Зашевелились звери, закачались, заныряли усатые черные головы, пляж начал приходить в движение.

Резиновый шнур натянулся, рывком остановил меня. Из травы Чугунков делал свирепо знаки: назад!

Чтобы дать зверям время успокоиться, мы ушли. Теперь Чугунков решил записывать сам: сходил

в домик, принес бамбуковое удилище, привязал на конец его микрофон, поплевал на ладонь, повертел в воздухе — поймал ветер, — прикинул, где выходить из травы.

Я около магнитофона. Под локтями трава. Перед носом — петлей, с бобины на бобину, коричневая лента.

Что там делает Чугунков?

Ползет, не поднимая головы. Когда до ближайшего зверя — светло-коричневой самочки — осталось шагов шесть, остановился, долго лежал. Котики, встревоженные приближением непонятного темного пятна, понюхали воздух, успокоились. Ветер был от них. Чугунков, не поднимаясь, подвинул палку с микрофоном к самому зверю, я нажал клавишу — закрутились бобины…

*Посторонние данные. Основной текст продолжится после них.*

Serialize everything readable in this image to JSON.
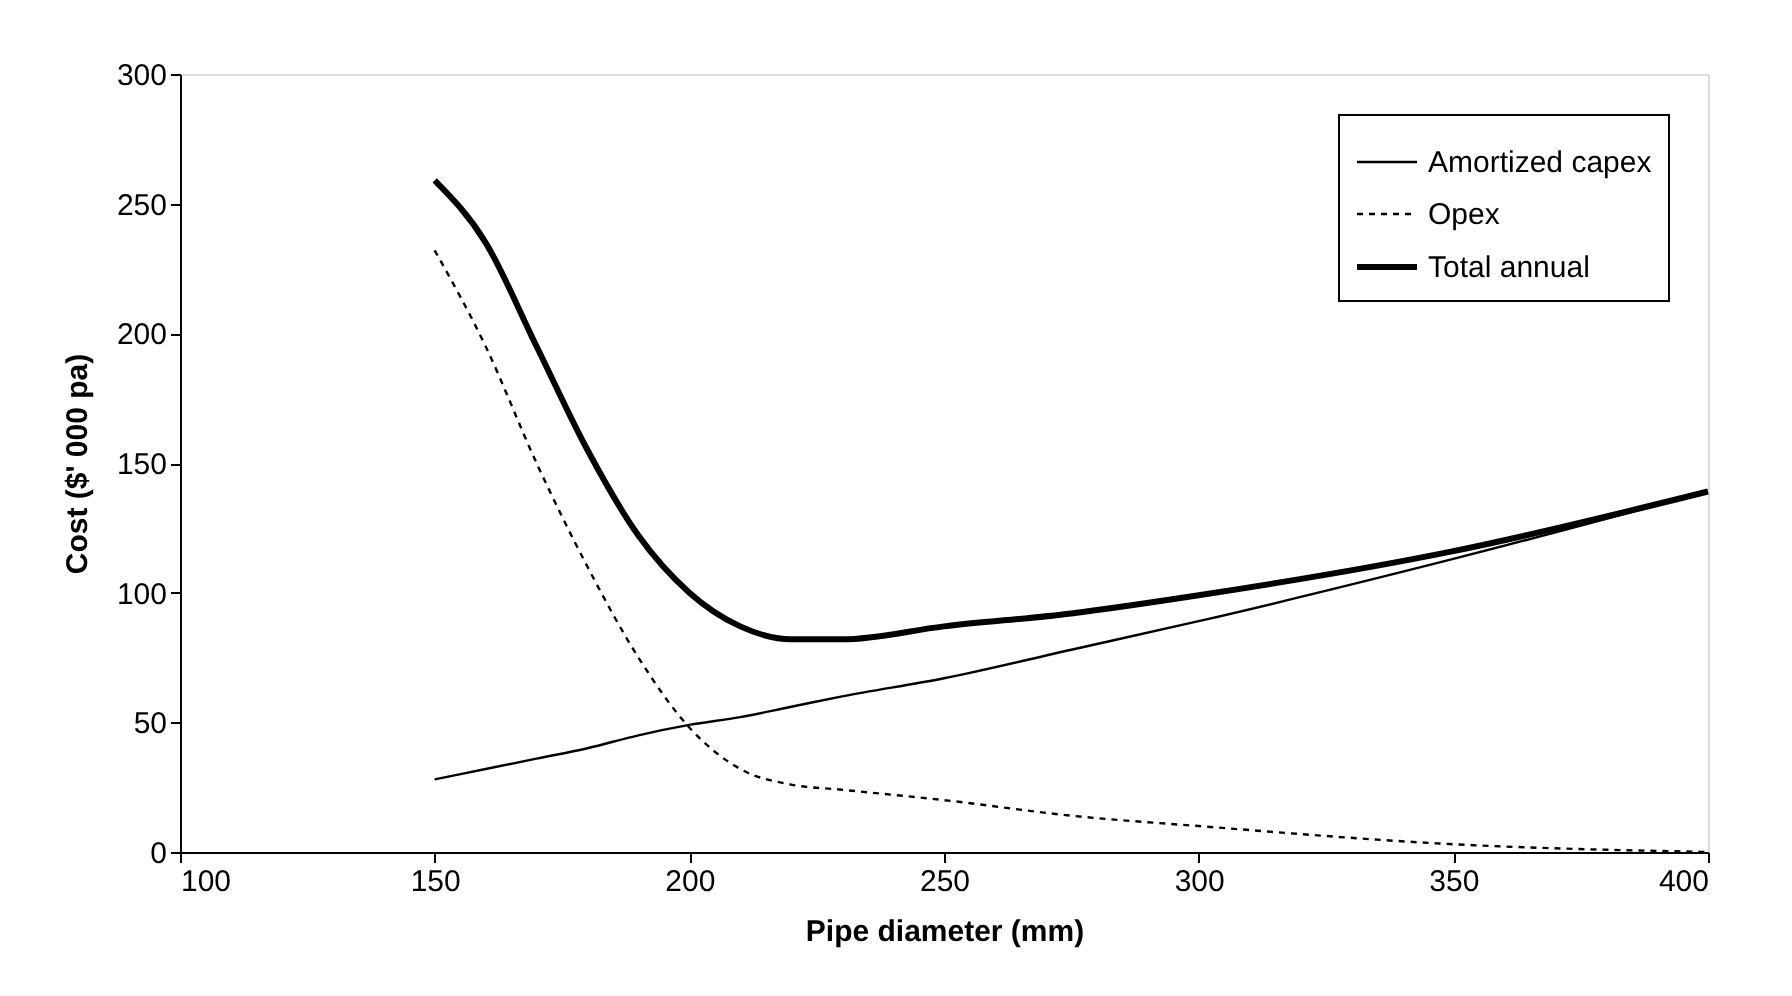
{
  "chart_data": {
    "type": "line",
    "xlabel": "Pipe diameter (mm)",
    "ylabel": "Cost ($' 000 pa)",
    "x": [
      150,
      160,
      170,
      180,
      190,
      200,
      210,
      220,
      230,
      250,
      275,
      300,
      350,
      400
    ],
    "series": [
      {
        "name": "Amortized capex",
        "color": "#000000",
        "line_style": "solid",
        "values": [
          28,
          32,
          36,
          40,
          45,
          49,
          52,
          56,
          60,
          67,
          78,
          89,
          113,
          139
        ]
      },
      {
        "name": "Opex",
        "color": "#000000",
        "line_style": "dotted",
        "values": [
          232,
          195,
          150,
          110,
          75,
          48,
          32,
          26,
          24,
          20,
          14,
          10,
          3,
          0
        ]
      },
      {
        "name": "Total annual",
        "color": "#000000",
        "line_style": "solid",
        "values": [
          259,
          235,
          195,
          155,
          122,
          100,
          87,
          82,
          82,
          87,
          92,
          99,
          116,
          139
        ]
      }
    ],
    "xlim": [
      100,
      400
    ],
    "ylim": [
      0,
      300
    ],
    "xticks": [
      100,
      150,
      200,
      250,
      300,
      350,
      400
    ],
    "yticks": [
      0,
      50,
      100,
      150,
      200,
      250,
      300
    ],
    "grid": false,
    "legend": "top right",
    "marker": "none"
  }
}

Потом Чугунков пополз к воде, где стайкой лежали черненькие. Этим он совал микрофон прямо в мордочки. Котята отворачивались, отступали, одного заинтересовала блестящая белая штука на палке, он подковылял к ней, ткнулся носом, попробовал на зуб…

Последним записывали большого секача. Тот уже покинул свой гарем и лежал в стороне от стада.

Это было далеко от меня. Чугунков подполз к зверю со спины, положил микрофон рядом с ним, великан не обратил внимания. Он, видимо, молчал, потому что Чугунков вдруг привстал. Секач уставился на него. Человек и зверь смотрели друг другу в глаза, потом кот качнулся и, тяжело перебрасывая с места на место ласты, стал отступать. Короткий рев — одинокий, низкий, недовольный — пронесся над берегом…

Вечером в домике мы слушали записи. Сперва шелестела, перематываясь с бобины на бобину, лента. Потом послышался плеск волн и беспокойное мычание — шумело лежбище, затем кто-то задышал, захрюкал — сонно, лениво. Самочка! Опять молчание… Жалобно заблеяли малыши. Заскрипело — котенок куснул микрофон… Наконец из шелеста волн и шуршания песка возник, перекрывая их, заполнил весь домик могучий рев потревоженного самца.

— Ну вот и получилось! — весело сказал Чугунков. — Не зря ползали.

Растопили печь. Юра поставил воду. Жаль лимона нет: за окошком тундра, низкое серое небо, вот-вот пойдет дождь, а на столе у нас лежал бы опять круглый, желтый, как маленькое солнце, лимон! Лежал и пах далеким ласковым морем.

В ожидании чая Чугунков с громом выметал за порог пустые банки. Из угла он вытащил изогнутую желтую кость, хотел выбросить ее, передумал, положил на окно.

Передо мной была точно такая же кость, как у Никанорова.

— Слушай, откуда она? — спросил я.

Чугунков возился уже с замком.

— Черт, не входит язычок!

— Я спрашиваю, что это за кость. Ведь это челюсть стеллеровой коровы. Я видел точно такую в поселке.

У Чугункова во рту были шурупы. Он держал их губами и крутил отверткой, опуская планку замка.

— Ых ут олно… — промычал он и вытащил шурупы изо рта. — Я говорю: их тут полно, в каждом доме. Каждому приятно думать, что ему повезло и он нашел кость стеллеровой коровы. На самом деле — это кость северного оленя. Когда-то на остров завезли оленей, было большое стадо… Можешь взять, будешь показывать друзьям…

— Ты злой человек. Значит, в каждом доме? А я было поверил…

— Связался я с этим замком… То ли дело было раньше: людей мало, никаких туристов. Жили без замков… Теперь только зимой хорошо.